C4_W2_Assignment Multi-Head Attention input prep

In the assignment, we use multi-head attention but never duplicate our inputs to match the number of heads. So,

Input size → num_batch, num_seq, encoding_dim

The last dimension should be copied num_heads times in order to have multiple heads and the result must be: (num_batch, num_seq, num_heads, encoding_dim)

But, in the assignment implementation we use:

d_head = d_feature // n_heads

Then we divide d_features into d_heads.

I don’t understand this approach and I am very confused. I would be really happy to hear what you think.

Hi @Halit_Boyar

That is a good question and a lot of learners continue without stopping to ponder and understanding this.

Each head “operates” on a different subpart of the encoding_dim. So for example, after Embedding layer you have:
(2, 10, 32) # (num_batch, num_seq, encoding_dim)

then in the Encoder block you have weights to form the Queries, Keys and Values. Here comes the part you are asking for - most of the time and in this course, the first Encoder block is similar to the ones that come after it - so it has to have the same size of the output as input.

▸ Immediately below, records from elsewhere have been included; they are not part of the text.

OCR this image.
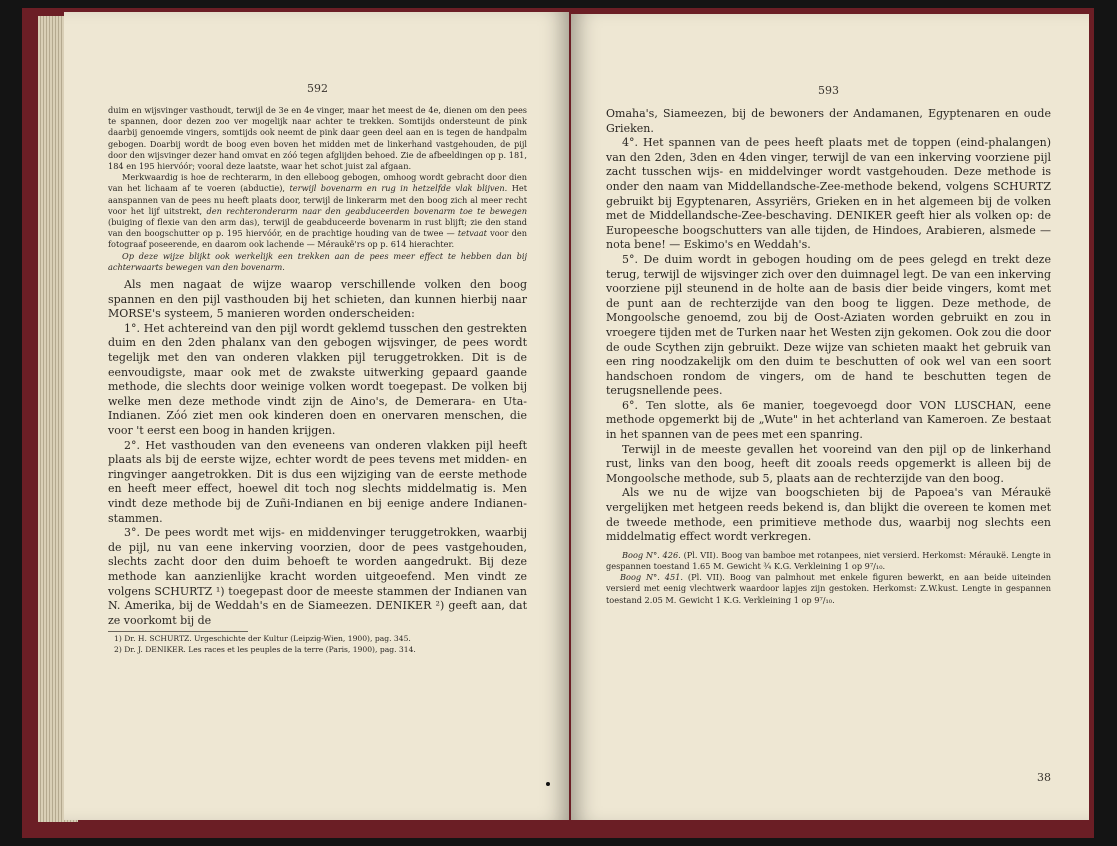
592

duim en wijsvinger vasthoudt, terwijl de 3e en 4e vinger, maar het meest de 4e, dienen om den pees te spannen, door dezen zoo ver mogelijk naar achter te trekken. Somtijds ondersteunt de pink daarbij genoemde vingers, somtijds ook neemt de pink daar geen deel aan en is tegen de handpalm gebogen. Doarbij wordt de boog even boven het midden met de linkerhand vastgehouden, de pijl door den wijsvinger dezer hand omvat en zóó tegen afglijden behoed. Zie de afbeeldingen op p. 181, 184 en 195 hiervóór; vooral deze laatste, waar het schot juist zal afgaan.

Merkwaardig is hoe de rechterarm, in den elleboog gebogen, omhoog wordt gebracht door dien van het lichaam af te voeren (abductie), terwijl bovenarm en rug in hetzelfde vlak blijven. Het aanspannen van de pees nu heeft plaats door, terwijl de linkerarm met den boog zich al meer recht voor het lijf uitstrekt, den rechteronderarm naar den geabduceerden bovenarm toe te bewegen (buiging of flexie van den arm das), terwijl de geabduceerde bovenarm in rust blijft; zie den stand van den boogschutter op p. 195 hiervóór, en de prachtige houding van de twee — tetvaat voor den fotograaf poseerende, en daarom ook lachende — Méraukë'rs op p. 614 hierachter.

Op deze wijze blijkt ook werkelijk een trekken aan de pees meer effect te hebben dan bij achterwaarts bewegen van den bovenarm.

Als men nagaat de wijze waarop verschillende volken den boog spannen en den pijl vasthouden bij het schieten, dan kunnen hierbij naar MORSE's systeem, 5 manieren worden onderscheiden:

1°. Het achtereind van den pijl wordt geklemd tusschen den gestrekten duim en den 2den phalanx van den gebogen wijsvinger, de pees wordt tegelijk met den van onderen vlakken pijl teruggetrokken. Dit is de eenvoudigste, maar ook met de zwakste uitwerking gepaard gaande methode, die slechts door weinige volken wordt toegepast. De volken bij welke men deze methode vindt zijn de Aino's, de Demerara- en Uta-Indianen. Zóó ziet men ook kinderen doen en onervaren menschen, die voor 't eerst een boog in handen krijgen.

2°. Het vasthouden van den eveneens van onderen vlakken pijl heeft plaats als bij de eerste wijze, echter wordt de pees tevens met midden- en ringvinger aangetrokken. Dit is dus een wijziging van de eerste methode en heeft meer effect, hoewel dit toch nog slechts middelmatig is. Men vindt deze methode bij de Zuñi-Indianen en bij eenige andere Indianen-stammen.

3°. De pees wordt met wijs- en middenvinger teruggetrokken, waarbij de pijl, nu van eene inkerving voorzien, door de pees vastgehouden, slechts zacht door den duim behoeft te worden aangedrukt. Bij deze methode kan aanzienlijke kracht worden uitgeoefend. Men vindt ze volgens SCHURTZ ¹) toegepast door de meeste stammen der Indianen van N. Amerika, bij de Weddah's en de Siameezen. DENIKER ²) geeft aan, dat ze voorkomt bij de

1) Dr. H. SCHURTZ. Urgeschichte der Kultur (Leipzig-Wien, 1900), pag. 345.

2) Dr. J. DENIKER. Les races et les peuples de la terre (Paris, 1900), pag. 314.

593

Omaha's, Siameezen, bij de bewoners der Andamanen, Egyptenaren en oude Grieken.

4°. Het spannen van de pees heeft plaats met de toppen (eind-phalangen) van den 2den, 3den en 4den vinger, terwijl de van een inkerving voorziene pijl zacht tusschen wijs- en middelvinger wordt vastgehouden. Deze methode is onder den naam van Middellandsche-Zee-methode bekend, volgens SCHURTZ gebruikt bij Egyptenaren, Assyriërs, Grieken en in het algemeen bij de volken met de Middellandsche-Zee-beschaving. DENIKER geeft hier als volken op: de Europeesche boogschutters van alle tijden, de Hindoes, Arabieren, alsmede — nota bene! — Eskimo's en Weddah's.

5°. De duim wordt in gebogen houding om de pees gelegd en trekt deze terug, terwijl de wijsvinger zich over den duimnagel legt. De van een inkerving voorziene pijl steunend in de holte aan de basis dier beide vingers, komt met de punt aan de rechterzijde van den boog te liggen. Deze methode, de Mongoolsche genoemd, zou bij de Oost-Aziaten worden gebruikt en zou in vroegere tijden met de Turken naar het Westen zijn gekomen. Ook zou die door de oude Scythen zijn gebruikt. Deze wijze van schieten maakt het gebruik van een ring noodzakelijk om den duim te beschutten of ook wel van een soort handschoen rondom de vingers, om de hand te beschutten tegen de terugsnellende pees.

6°. Ten slotte, als 6e manier, toegevoegd door VON LUSCHAN, eene methode opgemerkt bij de „Wute" in het achterland van Kameroen. Ze bestaat in het spannen van de pees met een spanring.

Terwijl in de meeste gevallen het vooreind van den pijl op de linkerhand rust, links van den boog, heeft dit zooals reeds opgemerkt is alleen bij de Mongoolsche methode, sub 5, plaats aan de rechterzijde van den boog.

Als we nu de wijze van boogschieten bij de Papoea's van Méraukë vergelijken met hetgeen reeds bekend is, dan blijkt die overeen te komen met de tweede methode, een primitieve methode dus, waarbij nog slechts een middelmatig effect wordt verkregen.

Boog N°. 426. (Pl. VII). Boog van bamboe met rotanpees, niet versierd. Herkomst: Méraukë. Lengte in gespannen toestand 1.65 M. Gewicht ¾ K.G. Verkleining 1 op 9⁷/₁₀.

Boog N°. 451. (Pl. VII). Boog van palmhout met enkele figuren bewerkt, en aan beide uiteinden versierd met eenig vlechtwerk waardoor lapjes zijn gestoken. Herkomst: Z.W.kust. Lengte in gespannen toestand 2.05 M. Gewicht 1 K.G. Verkleining 1 op 9⁷/₁₀.

38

So as you correctly noticed, what it does it divides the 32 space to n_heads and each head has it own subpart (for example if n_heads would be 4, each head would “operate” on 8 embeddings/encodings).

You could have the dublicating layer to match the number of heads, also you could have the first Encoder block that uses different size of weights matrix from the subsequent ones and other architectures, but there is no need for it - there is nothing special about the Embedding layer - if the task that you are training for requires that head1 and head2 would receive the same embedding values, then the model should learn that (for example, the embedings[:8] would have the same values as the embeddings[8:16]).

So most of the time the size of W_q, W_k and W_v (Queries, Keys and Values weight matrices) would have the same shape (for example, (32, 32)) so that the output of the Encoder would match the input size and in this scenario each head would have its own subpart (for example, [0:8], [8:16], [16:24], [24:32)).